Before proceeding to analysis, it is essential to validate that your cohort definition has captured the correct patient population. The PhenotypeR package provides tools to “diagnose” your cohort, allowing you to review the clinical characteristics of the selected patients to ensure they align with the clinical understanding of the phenotype. This is a powerful quality step that goes beyond simple inclusion/exclusion counts.

PhenotypeR: This package provides a comprehensive suite of diagnostics to evaluate the quality of your clinical phenotype definitions. This helps ensure that your study cohorts accurately represent the patient populations you intend to study.

Phase 5: Analysis Pipeline

This is the core of the study, where you characterize the study population and perform your main analyses.

Baseline Characteristics

A critical first step is to generate the baseline characteristics of your study population. The CohortCharacteristics package is designed for this purpose. Functions like add_age() and add_sex() are standardized helpers from the PatientProfiles package that add common demographic variables to your cohort table.
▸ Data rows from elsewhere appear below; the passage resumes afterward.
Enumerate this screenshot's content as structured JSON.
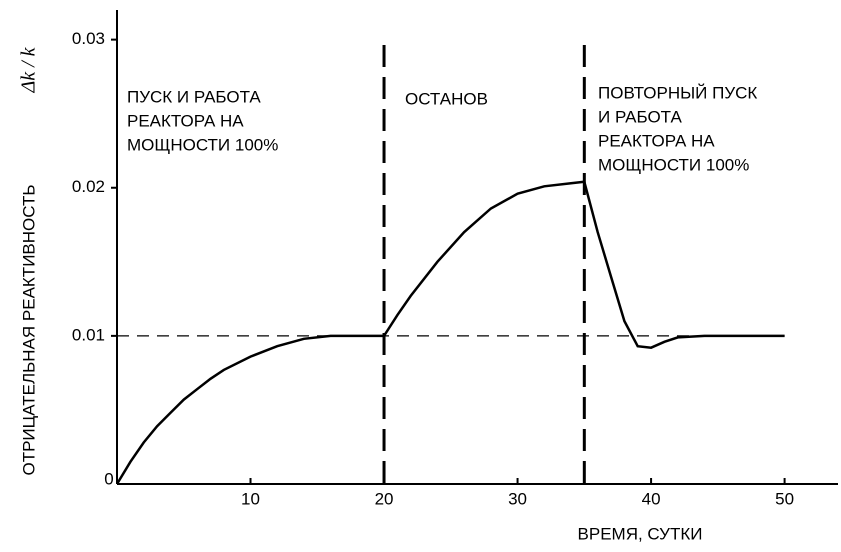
{
  "chart_data": {
    "type": "line",
    "x_label": "ВРЕМЯ, СУТКИ",
    "y_label": "ОТРИЦАТЕЛЬНАЯ РЕАКТИВНОСТЬ",
    "y_unit": "Δk / k",
    "xlim": [
      0,
      54
    ],
    "ylim": [
      0,
      0.032
    ],
    "xticks": [
      0,
      10,
      20,
      30,
      40,
      50
    ],
    "yticks": [
      0.01,
      0.02,
      0.03
    ],
    "vlines": [
      20,
      35
    ],
    "hline": 0.01,
    "color": "#000000",
    "annotations": [
      {
        "lines": [
          "ПУСК И РАБОТА",
          "РЕАКТОРА НА",
          "МОЩНОСТИ 100%"
        ]
      },
      {
        "lines": [
          "ОСТАНОВ"
        ]
      },
      {
        "lines": [
          "ПОВТОРНЫЙ ПУСК",
          "И РАБОТА",
          "РЕАКТОРА НА",
          "МОЩНОСТИ 100%"
        ]
      }
    ],
    "x": [
      0,
      1,
      2,
      3,
      4,
      5,
      6,
      7,
      8,
      10,
      12,
      14,
      16,
      20,
      21,
      22,
      24,
      26,
      28,
      30,
      32,
      34,
      35,
      36,
      37,
      38,
      39,
      40,
      41,
      42,
      44,
      50
    ],
    "values": [
      0,
      0.0015,
      0.0028,
      0.0039,
      0.0048,
      0.0057,
      0.0064,
      0.0071,
      0.0077,
      0.0086,
      0.0093,
      0.0098,
      0.01,
      0.01,
      0.0114,
      0.0127,
      0.015,
      0.017,
      0.0186,
      0.0196,
      0.0201,
      0.0203,
      0.0204,
      0.017,
      0.014,
      0.011,
      0.0093,
      0.0092,
      0.0096,
      0.0099,
      0.01,
      0.01
    ]
  }
}
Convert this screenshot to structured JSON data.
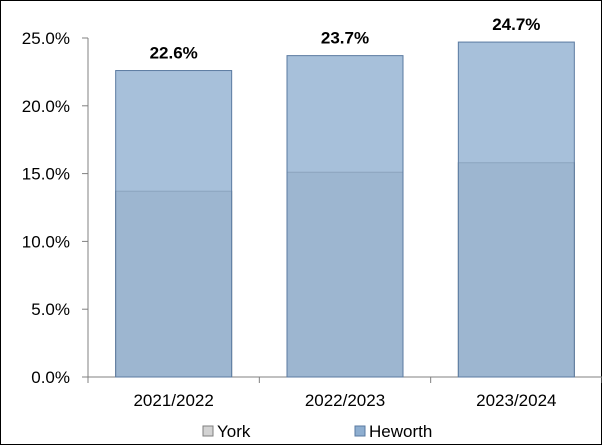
{
  "chart_data": {
    "type": "bar",
    "overlap": "overlaid",
    "categories": [
      "2021/2022",
      "2022/2023",
      "2023/2024"
    ],
    "series": [
      {
        "name": "York",
        "values": [
          13.7,
          15.1,
          15.8
        ],
        "color": "#d3d3d3",
        "show_labels": false
      },
      {
        "name": "Heworth",
        "values": [
          22.6,
          23.7,
          24.7
        ],
        "color": "#8eaed0",
        "show_labels": true,
        "labels": [
          "22.6%",
          "23.7%",
          "24.7%"
        ]
      }
    ],
    "ylim": [
      0,
      25
    ],
    "yticks": [
      "0.0%",
      "5.0%",
      "10.0%",
      "15.0%",
      "20.0%",
      "25.0%"
    ],
    "grid": false,
    "legend": "bottom"
  }
}
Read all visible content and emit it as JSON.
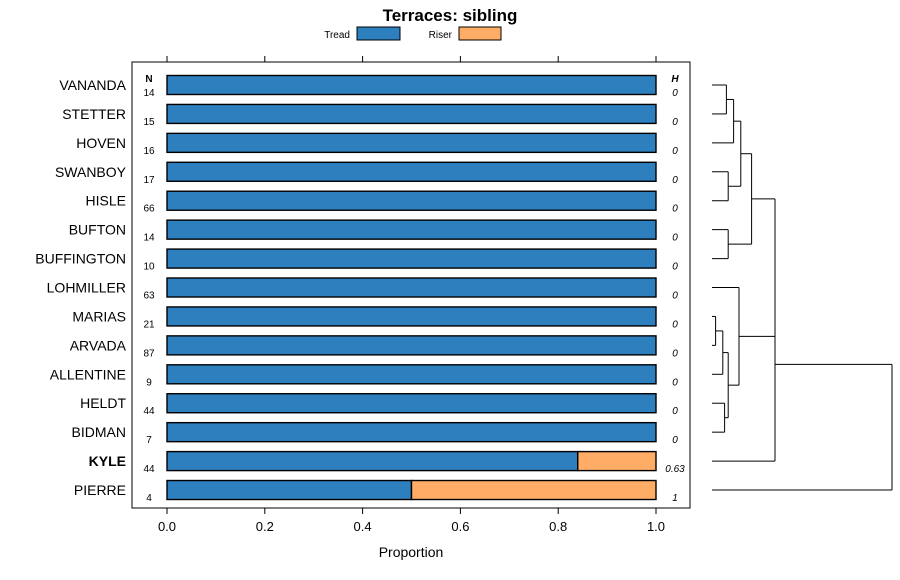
{
  "chart_data": {
    "type": "bar",
    "orientation": "horizontal",
    "stacked": true,
    "title": "Terraces: sibling",
    "xlabel": "Proportion",
    "xlim": [
      0,
      1
    ],
    "x_ticks": [
      "0.0",
      "0.2",
      "0.4",
      "0.6",
      "0.8",
      "1.0"
    ],
    "x_tick_values": [
      0,
      0.2,
      0.4,
      0.6,
      0.8,
      1.0
    ],
    "n_header": "N",
    "h_header": "H",
    "legend_position": "top",
    "categories": [
      "VANANDA",
      "STETTER",
      "HOVEN",
      "SWANBOY",
      "HISLE",
      "BUFTON",
      "BUFFINGTON",
      "LOHMILLER",
      "MARIAS",
      "ARVADA",
      "ALLENTINE",
      "HELDT",
      "BIDMAN",
      "KYLE",
      "PIERRE"
    ],
    "highlighted": "KYLE",
    "n": [
      "14",
      "15",
      "16",
      "17",
      "66",
      "14",
      "10",
      "63",
      "21",
      "87",
      "9",
      "44",
      "7",
      "44",
      "4"
    ],
    "h": [
      "0",
      "0",
      "0",
      "0",
      "0",
      "0",
      "0",
      "0",
      "0",
      "0",
      "0",
      "0",
      "0",
      "0.63",
      "1"
    ],
    "series": [
      {
        "name": "Tread",
        "color": "#2e7fbd",
        "values": [
          1,
          1,
          1,
          1,
          1,
          1,
          1,
          1,
          1,
          1,
          1,
          1,
          1,
          0.84,
          0.5
        ]
      },
      {
        "name": "Riser",
        "color": "#ffad66",
        "values": [
          0,
          0,
          0,
          0,
          0,
          0,
          0,
          0,
          0,
          0,
          0,
          0,
          0,
          0.16,
          0.5
        ]
      }
    ],
    "dendrogram": {
      "linkage_heights": {
        "VANANDA-STETTER": 0.08,
        "HOVEN-pair": 0.12,
        "SWANBOY-HISLE": 0.09,
        "BUFTON-BUFFINGTON": 0.09,
        "upper-group": 0.22,
        "MARIAS-ARVADA": 0.02,
        "ALLENTINE-sub": 0.06,
        "HELDT-BIDMAN": 0.07,
        "lower-sub": 0.09,
        "LOHMILLER-join": 0.15,
        "main-cluster": 0.35,
        "KYLE-join": 0.35,
        "PIERRE-join": 1.0
      }
    }
  }
}
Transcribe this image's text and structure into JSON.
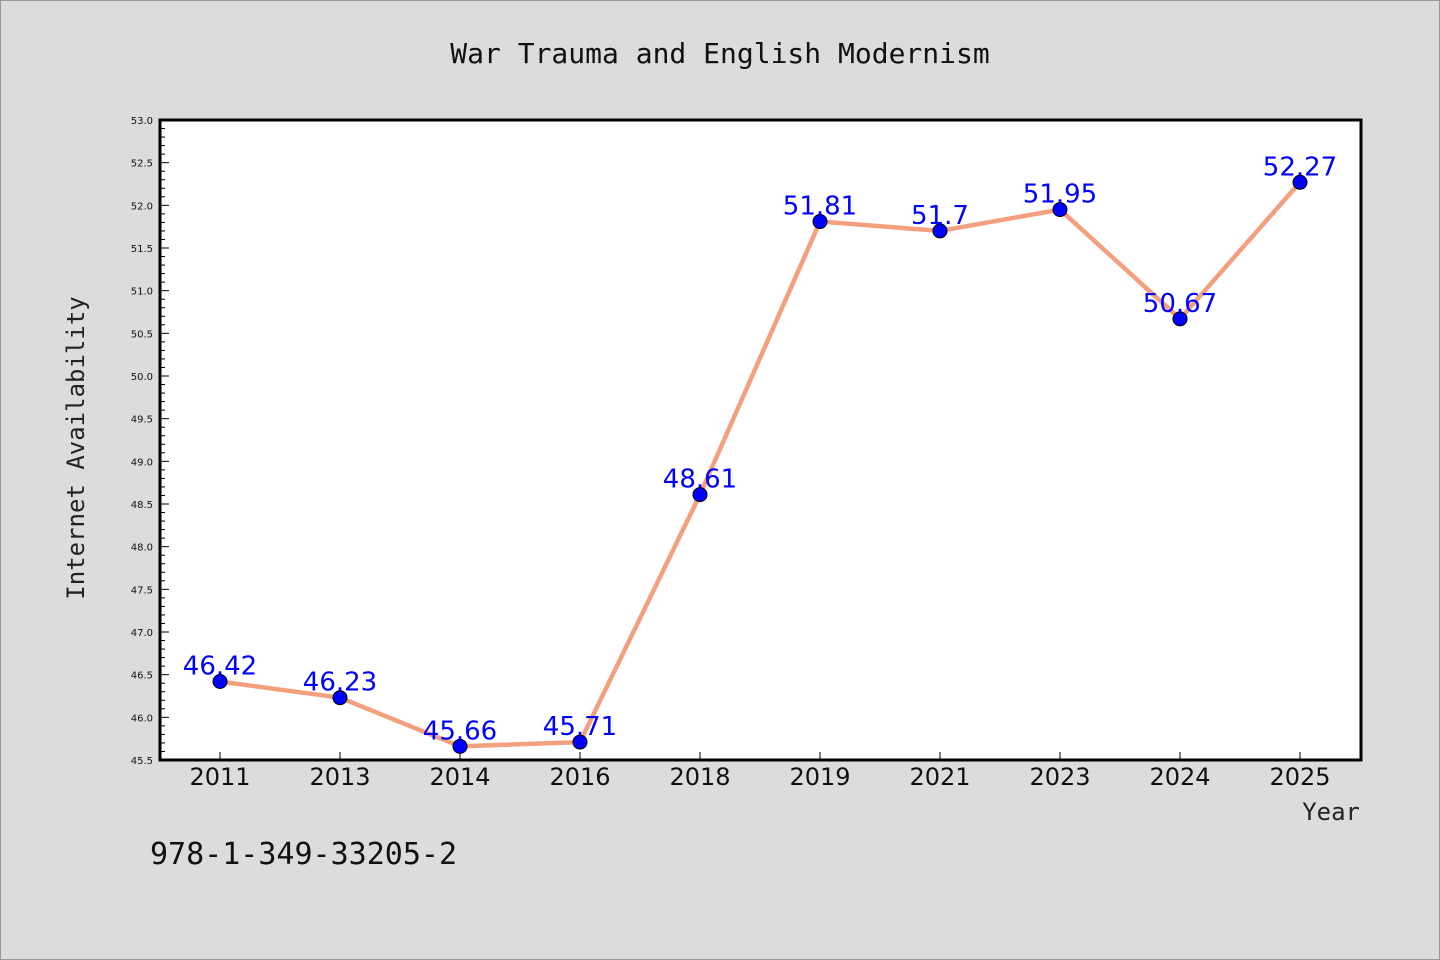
{
  "chart_data": {
    "type": "line",
    "title": "War Trauma and English Modernism",
    "xlabel": "Year",
    "ylabel": "Internet Availability",
    "categories": [
      "2011",
      "2013",
      "2014",
      "2016",
      "2018",
      "2019",
      "2021",
      "2023",
      "2024",
      "2025"
    ],
    "series": [
      {
        "values": [
          46.42,
          46.23,
          45.66,
          45.71,
          48.61,
          51.81,
          51.7,
          51.95,
          50.67,
          52.27
        ],
        "data_labels": [
          "46.42",
          "46.23",
          "45.66",
          "45.71",
          "48.61",
          "51.81",
          "51.7",
          "51.95",
          "50.67",
          "52.27"
        ]
      }
    ],
    "ylim": [
      45.5,
      53.0
    ],
    "yticks": [
      "45.5",
      "46.0",
      "46.5",
      "47.0",
      "47.5",
      "48.0",
      "48.5",
      "49.0",
      "49.5",
      "50.0",
      "50.5",
      "51.0",
      "51.5",
      "52.0",
      "52.5",
      "53.0"
    ],
    "grid": false,
    "legend": "none",
    "colors": {
      "line": "#f4a07f",
      "marker": "#0000ff",
      "label": "#0000ff",
      "background": "#dcdcdc",
      "plot_background": "#ffffff"
    }
  },
  "footnote": "978-1-349-33205-2"
}
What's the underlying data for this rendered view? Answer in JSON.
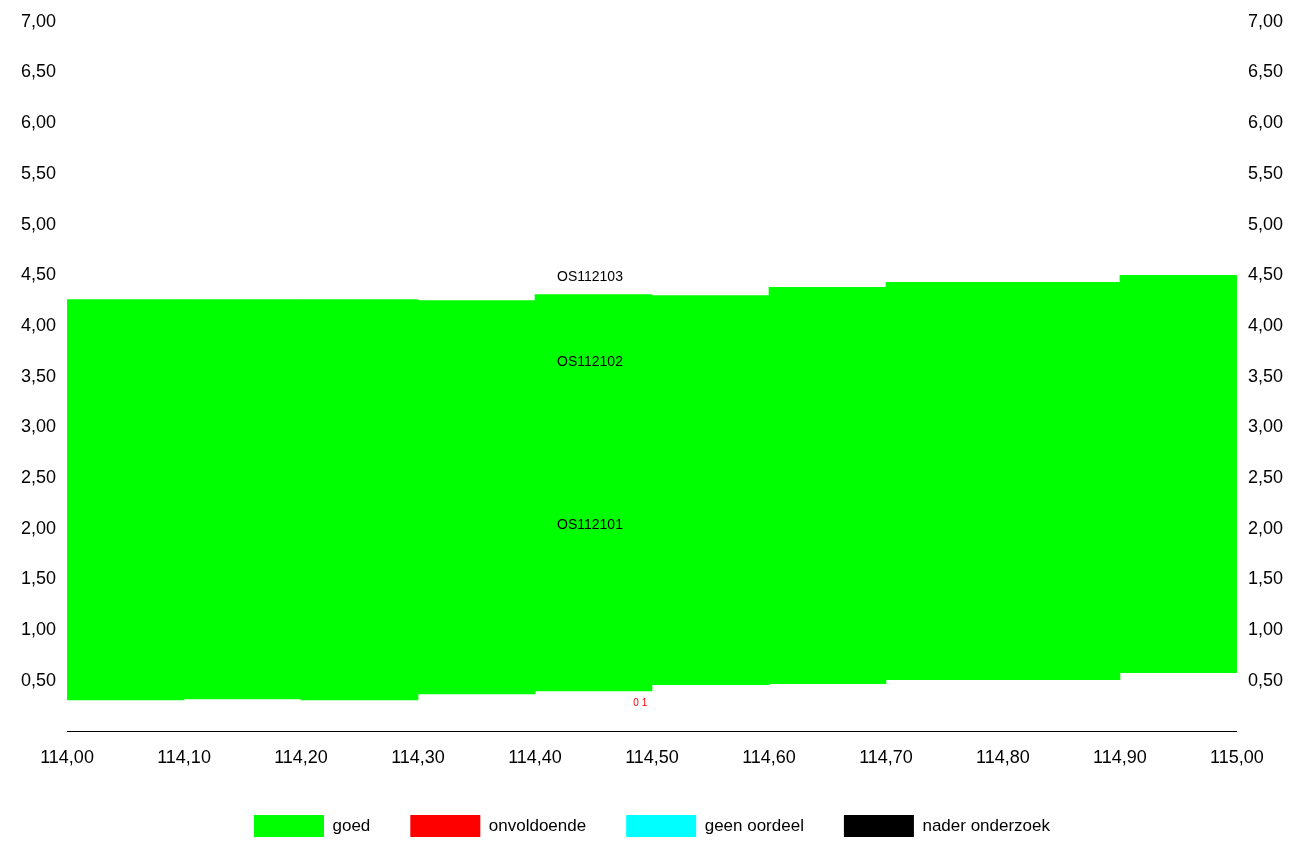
{
  "chart_data": {
    "type": "bar",
    "x": [
      114.05,
      114.15,
      114.25,
      114.35,
      114.45,
      114.55,
      114.65,
      114.75,
      114.85,
      114.95
    ],
    "series": [
      {
        "name": "goed",
        "color": "#00ff00",
        "base": [
          0.31,
          0.32,
          0.31,
          0.37,
          0.4,
          0.46,
          0.47,
          0.51,
          0.51,
          0.58
        ],
        "values": [
          3.95,
          3.94,
          3.95,
          3.88,
          3.91,
          3.84,
          3.91,
          3.92,
          3.92,
          3.92
        ]
      },
      {
        "name": "onvoldoende",
        "color": "#ff0000",
        "values": [
          null,
          null,
          null,
          null,
          null,
          null,
          null,
          null,
          null,
          null
        ]
      },
      {
        "name": "geen oordeel",
        "color": "#00ffff",
        "values": [
          null,
          null,
          null,
          null,
          null,
          null,
          null,
          null,
          null,
          null
        ]
      },
      {
        "name": "nader onderzoek",
        "color": "#000000",
        "values": [
          null,
          null,
          null,
          null,
          null,
          null,
          null,
          null,
          null,
          null
        ]
      }
    ],
    "xlim": [
      114,
      115
    ],
    "xticks": [
      {
        "value": 114,
        "label": "114,00"
      },
      {
        "value": 114.1,
        "label": "114,10"
      },
      {
        "value": 114.2,
        "label": "114,20"
      },
      {
        "value": 114.3,
        "label": "114,30"
      },
      {
        "value": 114.4,
        "label": "114,40"
      },
      {
        "value": 114.5,
        "label": "114,50"
      },
      {
        "value": 114.6,
        "label": "114,60"
      },
      {
        "value": 114.7,
        "label": "114,70"
      },
      {
        "value": 114.8,
        "label": "114,80"
      },
      {
        "value": 114.9,
        "label": "114,90"
      },
      {
        "value": 115,
        "label": "115,00"
      }
    ],
    "ylim": [
      0,
      7
    ],
    "yticks": [
      {
        "value": 0.5,
        "label": "0,50"
      },
      {
        "value": 1,
        "label": "1,00"
      },
      {
        "value": 1.5,
        "label": "1,50"
      },
      {
        "value": 2,
        "label": "2,00"
      },
      {
        "value": 2.5,
        "label": "2,50"
      },
      {
        "value": 3,
        "label": "3,00"
      },
      {
        "value": 3.5,
        "label": "3,50"
      },
      {
        "value": 4,
        "label": "4,00"
      },
      {
        "value": 4.5,
        "label": "4,50"
      },
      {
        "value": 5,
        "label": "5,00"
      },
      {
        "value": 5.5,
        "label": "5,50"
      },
      {
        "value": 6,
        "label": "6,00"
      },
      {
        "value": 6.5,
        "label": "6,50"
      },
      {
        "value": 7,
        "label": "7,00"
      }
    ],
    "y2lim": [
      0,
      7
    ],
    "y2ticks": [
      {
        "value": 0.5,
        "label": "0,50"
      },
      {
        "value": 1,
        "label": "1,00"
      },
      {
        "value": 1.5,
        "label": "1,50"
      },
      {
        "value": 2,
        "label": "2,00"
      },
      {
        "value": 2.5,
        "label": "2,50"
      },
      {
        "value": 3,
        "label": "3,00"
      },
      {
        "value": 3.5,
        "label": "3,50"
      },
      {
        "value": 4,
        "label": "4,00"
      },
      {
        "value": 4.5,
        "label": "4,50"
      },
      {
        "value": 5,
        "label": "5,00"
      },
      {
        "value": 5.5,
        "label": "5,50"
      },
      {
        "value": 6,
        "label": "6,00"
      },
      {
        "value": 6.5,
        "label": "6,50"
      },
      {
        "value": 7,
        "label": "7,00"
      }
    ],
    "annotations": [
      "OS112103",
      "OS112102",
      "OS112101",
      "0 1"
    ],
    "grid": false,
    "legend": "bottom"
  }
}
By default, age is calculated at the cohort_start_date, but this can be configured.

Demographics: You can easily compute age and sex for your cohort.
Comorbidities and Clinical Events: You can assess the prevalence of various conditions or events in your cohort’s history.

library([`CohortCharacteristics`](https://darwin-eu.github.io/CohortCharacteristics/))

# Example: Summarize age and sex for the study cohort
cdm$hcm_first_line_treated |>
  add_age() |>
  add_sex() |>
  summarise_characteristics(
    demographics = TRUE,
    age_group = list(c(18, 49), c(50, 69), c(70, 150))
  )

Specialized Analyses

Depending on your study’s objectives, you can now run various specialized analyses:

IncidencePrevalence: To calculate the incidence and prevalence of health outcomes.
DrugUtilisation: To study patterns of medication use.
CohortSurvival: To perform survival analysis.

Phase 6: Results Generation

The final phase involves generating and exporting the results in a clear and shareable format.

Tables and Figures: The visOmopResults package provides tools to visualize your results. For example, you can create publication-ready tables of baseline characteristics.

library(visOmopResults)

# Generate and table the characteristics summary
results <- cdm$hcm_first_line_treated |>
  add_age() |>
  add_sex() |>
  summarise_characteristics()

table_characteristics(results)

Export Results: You can export all results to structured formats like CSV for transparency, meta-analysis, or use in other programs.